Overlapping intervals in single bed
Closed this issue · 2 comments
Hi,
I've got single bed file (made from merging lot of bed files) like this:
chr1 13332 13701 sample1 0 + 13332 13701 255,128,128
chr1 13338 13695 sample2 0 + 13338 13695 255,128,128
chr1 13330 13710 sample3 0 + 13330 13710 128,179,255
chr1 13320 13690 sample4 0 + 13320 13690 128,179,255
My goal is to find overlapping region with 90% for both regions and merge them into single one to finally get the output like this:
chr1 13320 13710 merged_4_samples 0 + 13320 13710 255,128,128 sample1, sample2, sample3, sample4
Or something like this: (that is finding overlapping intervals and adding a column with their id.

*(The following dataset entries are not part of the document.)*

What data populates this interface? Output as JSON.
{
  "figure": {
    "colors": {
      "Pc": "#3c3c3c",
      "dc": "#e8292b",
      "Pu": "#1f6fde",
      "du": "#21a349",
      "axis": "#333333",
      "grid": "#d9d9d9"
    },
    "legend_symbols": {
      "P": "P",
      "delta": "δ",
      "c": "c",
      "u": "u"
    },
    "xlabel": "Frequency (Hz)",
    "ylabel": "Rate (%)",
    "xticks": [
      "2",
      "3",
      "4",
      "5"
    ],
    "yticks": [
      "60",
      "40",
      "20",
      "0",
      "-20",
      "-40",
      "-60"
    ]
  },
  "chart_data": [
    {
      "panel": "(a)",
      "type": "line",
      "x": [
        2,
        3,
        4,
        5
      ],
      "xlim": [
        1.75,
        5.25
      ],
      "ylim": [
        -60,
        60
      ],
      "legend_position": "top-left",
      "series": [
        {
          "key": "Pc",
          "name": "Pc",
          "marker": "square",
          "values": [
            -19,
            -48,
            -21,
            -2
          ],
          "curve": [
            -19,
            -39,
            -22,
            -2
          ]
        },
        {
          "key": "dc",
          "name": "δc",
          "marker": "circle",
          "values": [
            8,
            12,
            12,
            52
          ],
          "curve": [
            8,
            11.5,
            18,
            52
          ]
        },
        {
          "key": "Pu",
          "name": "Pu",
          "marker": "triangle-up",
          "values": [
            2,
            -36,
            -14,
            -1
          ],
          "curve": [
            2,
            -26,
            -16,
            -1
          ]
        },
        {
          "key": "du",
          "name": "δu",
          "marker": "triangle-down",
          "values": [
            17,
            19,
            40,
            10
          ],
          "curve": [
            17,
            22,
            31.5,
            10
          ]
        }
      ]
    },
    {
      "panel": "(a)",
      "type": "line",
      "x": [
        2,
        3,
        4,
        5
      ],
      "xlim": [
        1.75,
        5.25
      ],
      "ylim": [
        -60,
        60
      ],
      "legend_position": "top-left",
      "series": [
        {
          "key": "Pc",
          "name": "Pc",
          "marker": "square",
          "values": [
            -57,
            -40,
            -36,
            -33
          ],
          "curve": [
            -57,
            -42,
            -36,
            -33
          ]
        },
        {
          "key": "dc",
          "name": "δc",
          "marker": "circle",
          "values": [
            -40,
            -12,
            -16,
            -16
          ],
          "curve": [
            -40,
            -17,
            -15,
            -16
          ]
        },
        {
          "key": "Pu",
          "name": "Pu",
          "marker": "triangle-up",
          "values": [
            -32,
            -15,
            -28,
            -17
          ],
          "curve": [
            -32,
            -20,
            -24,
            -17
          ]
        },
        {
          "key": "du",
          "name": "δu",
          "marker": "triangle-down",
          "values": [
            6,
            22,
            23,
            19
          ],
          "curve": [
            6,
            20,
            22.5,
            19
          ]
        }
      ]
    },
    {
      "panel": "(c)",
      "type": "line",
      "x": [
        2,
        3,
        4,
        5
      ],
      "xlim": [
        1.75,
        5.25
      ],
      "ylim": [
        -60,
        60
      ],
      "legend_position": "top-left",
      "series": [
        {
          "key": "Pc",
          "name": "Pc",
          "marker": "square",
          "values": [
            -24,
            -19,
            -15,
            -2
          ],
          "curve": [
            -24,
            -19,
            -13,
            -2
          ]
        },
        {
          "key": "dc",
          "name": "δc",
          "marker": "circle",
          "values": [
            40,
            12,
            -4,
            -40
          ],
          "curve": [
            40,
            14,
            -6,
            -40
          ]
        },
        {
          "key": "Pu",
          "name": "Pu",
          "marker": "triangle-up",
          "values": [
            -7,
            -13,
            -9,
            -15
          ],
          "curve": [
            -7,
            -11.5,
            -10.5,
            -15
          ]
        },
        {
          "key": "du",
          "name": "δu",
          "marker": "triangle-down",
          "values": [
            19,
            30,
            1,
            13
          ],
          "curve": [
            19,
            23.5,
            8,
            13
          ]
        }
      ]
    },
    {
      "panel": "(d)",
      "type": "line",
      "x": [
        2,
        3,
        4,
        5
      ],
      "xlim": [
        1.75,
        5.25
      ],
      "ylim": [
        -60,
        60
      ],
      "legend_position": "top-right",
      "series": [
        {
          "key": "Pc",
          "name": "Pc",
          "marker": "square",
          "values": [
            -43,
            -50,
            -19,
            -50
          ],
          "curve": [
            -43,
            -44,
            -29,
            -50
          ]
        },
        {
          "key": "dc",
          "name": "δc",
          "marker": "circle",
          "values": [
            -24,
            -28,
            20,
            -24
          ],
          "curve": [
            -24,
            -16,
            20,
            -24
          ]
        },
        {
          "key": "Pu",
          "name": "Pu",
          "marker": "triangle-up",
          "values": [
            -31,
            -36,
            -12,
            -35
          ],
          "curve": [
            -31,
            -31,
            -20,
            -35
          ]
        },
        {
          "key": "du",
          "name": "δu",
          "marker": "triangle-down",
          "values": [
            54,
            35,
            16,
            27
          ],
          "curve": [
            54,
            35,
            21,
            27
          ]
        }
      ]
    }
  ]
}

After I can merge rows to get the widest range)
chr1 13332 13701 sample1 0 + 13332 13701 255,128,128 sample1, sample2, sample3, sample4
chr1 13338 13695 sample2 0 + 13338 13695 255,128,128 sample1, sample2, sample3, sample4
chr1 13330 13710 sample3 0 + 13330 13710 128,179,255 sample1, sample2, sample3, sample4
chr1 13320 13690 sample4 0 + 13320 13690 128,179,255 sample1, sample2, sample3, sample4
I tried coverage function, but it needs 2 inputs.

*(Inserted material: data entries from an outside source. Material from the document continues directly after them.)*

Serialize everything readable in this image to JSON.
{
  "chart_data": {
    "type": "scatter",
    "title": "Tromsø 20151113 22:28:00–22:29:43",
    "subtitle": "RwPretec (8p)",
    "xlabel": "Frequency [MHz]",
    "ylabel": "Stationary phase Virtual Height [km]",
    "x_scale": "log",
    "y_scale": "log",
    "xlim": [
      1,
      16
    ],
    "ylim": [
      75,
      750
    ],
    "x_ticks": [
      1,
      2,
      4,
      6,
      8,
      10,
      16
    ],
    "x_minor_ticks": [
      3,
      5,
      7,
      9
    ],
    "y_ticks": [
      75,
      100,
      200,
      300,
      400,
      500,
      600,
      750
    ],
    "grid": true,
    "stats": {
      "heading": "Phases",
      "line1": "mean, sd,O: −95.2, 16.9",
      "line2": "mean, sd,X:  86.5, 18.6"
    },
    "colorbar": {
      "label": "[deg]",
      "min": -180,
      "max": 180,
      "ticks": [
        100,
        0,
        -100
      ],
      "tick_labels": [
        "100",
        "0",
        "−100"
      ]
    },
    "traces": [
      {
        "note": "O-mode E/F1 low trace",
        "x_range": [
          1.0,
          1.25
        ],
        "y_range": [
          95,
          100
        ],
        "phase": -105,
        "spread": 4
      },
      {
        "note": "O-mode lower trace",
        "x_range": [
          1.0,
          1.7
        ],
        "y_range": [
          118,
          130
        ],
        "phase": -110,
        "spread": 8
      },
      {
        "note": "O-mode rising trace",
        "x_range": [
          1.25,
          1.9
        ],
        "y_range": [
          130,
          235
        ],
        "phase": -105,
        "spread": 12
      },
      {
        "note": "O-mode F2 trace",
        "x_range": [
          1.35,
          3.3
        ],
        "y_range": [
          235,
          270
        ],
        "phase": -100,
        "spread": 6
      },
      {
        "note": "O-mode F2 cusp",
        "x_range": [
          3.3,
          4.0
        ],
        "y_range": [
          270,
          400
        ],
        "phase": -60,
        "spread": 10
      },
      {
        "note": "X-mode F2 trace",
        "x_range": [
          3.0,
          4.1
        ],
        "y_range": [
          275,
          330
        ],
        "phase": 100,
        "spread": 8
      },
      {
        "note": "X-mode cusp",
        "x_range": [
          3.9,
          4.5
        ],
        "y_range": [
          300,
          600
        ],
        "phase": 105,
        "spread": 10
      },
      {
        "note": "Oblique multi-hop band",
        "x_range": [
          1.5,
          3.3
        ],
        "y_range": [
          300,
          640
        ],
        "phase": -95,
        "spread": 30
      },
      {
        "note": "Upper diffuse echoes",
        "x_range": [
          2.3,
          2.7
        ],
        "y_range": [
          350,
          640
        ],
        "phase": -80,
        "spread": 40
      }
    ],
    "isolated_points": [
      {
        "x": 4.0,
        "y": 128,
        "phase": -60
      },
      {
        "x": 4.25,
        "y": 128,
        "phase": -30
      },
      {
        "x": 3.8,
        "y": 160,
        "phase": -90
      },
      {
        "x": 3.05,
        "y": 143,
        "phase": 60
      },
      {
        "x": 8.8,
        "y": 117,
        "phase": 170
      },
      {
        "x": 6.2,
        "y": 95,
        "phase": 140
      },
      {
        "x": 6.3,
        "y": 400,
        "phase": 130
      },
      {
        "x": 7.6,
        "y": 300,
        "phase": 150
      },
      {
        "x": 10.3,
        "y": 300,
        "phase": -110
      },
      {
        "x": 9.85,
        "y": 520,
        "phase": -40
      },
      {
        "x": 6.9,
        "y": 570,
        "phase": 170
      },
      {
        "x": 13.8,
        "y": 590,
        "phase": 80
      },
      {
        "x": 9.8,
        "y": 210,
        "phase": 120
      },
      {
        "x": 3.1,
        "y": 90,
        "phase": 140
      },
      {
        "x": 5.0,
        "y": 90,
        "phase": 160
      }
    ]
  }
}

df = bf.coverage(df1, df2)
df = df[ ( df["coverage"] / (df["end"]-df["start"]) ) >=0.50]
Could you please tell me if such a thing is even possible? Do there always have to be 2 inputs?
Thanks in advance for your help.
Best,
Anna
If I understood you correctly, this could be the starting point for you: https://bioframe.readthedocs.io/en/latest/api-intervalops.html#bioframe.ops.cluster
resolving for now, but feel free to re-open if you have additional questions!